Based on the analysis done it can be said that Private airlines are much safer than Government owned airlines. Malaysian Airlines which had a pretty good track record but ended up to be a most dangerous airline by the end of the second period. Whereas, Japan Airlines which was apparently the riskiest airlines in the first half improved significantly in the second period with no fatalities.
From Risk score generated we can say that TAP-Air Portugal is the safest airline, while the Delta/Northwest airlines is most un-safe airline.

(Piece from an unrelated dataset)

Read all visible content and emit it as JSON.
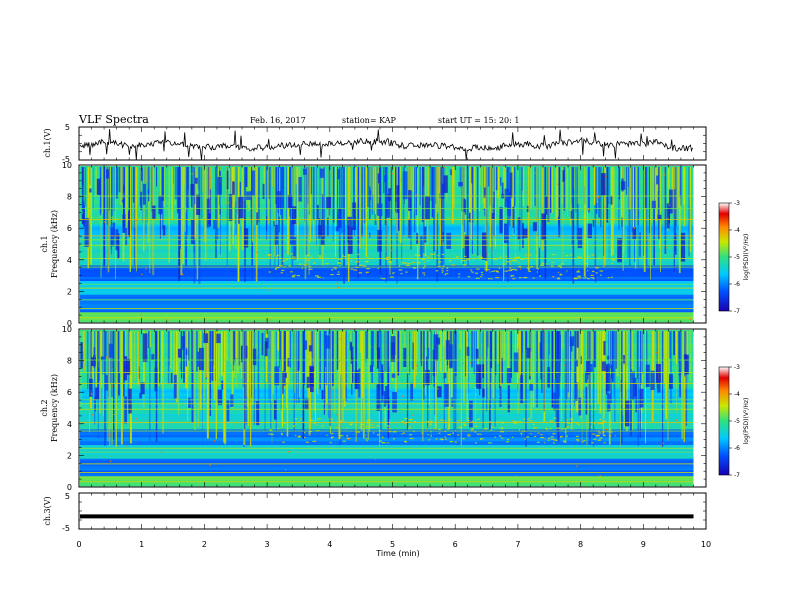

Finally, for further precise conclusion over “Which Airlines is the safest to travel?” we have to take into account on other useful details like Total Passengers travelled, Number of Journey, Total Journey Hours, Type of accident (i.e. Human Error, Mechanical, Terrorist, etc.), Airplane type (i.e. Jumbo, mid-size, small, etc.) and Service Status of the Airlines (i.e. Active, Shutdown).
[1] Nate Silver. ” Should Travelers Avoid Flying Airlines That Have Had Crashes in the Past?”. https://fivethirtyeight.com/features/should-travelers-avoid-flying-airlines-that-have-had-crashes-in-the-past/
[2] Catherine Hurley. ” K-means Clustering”. Maynooth university.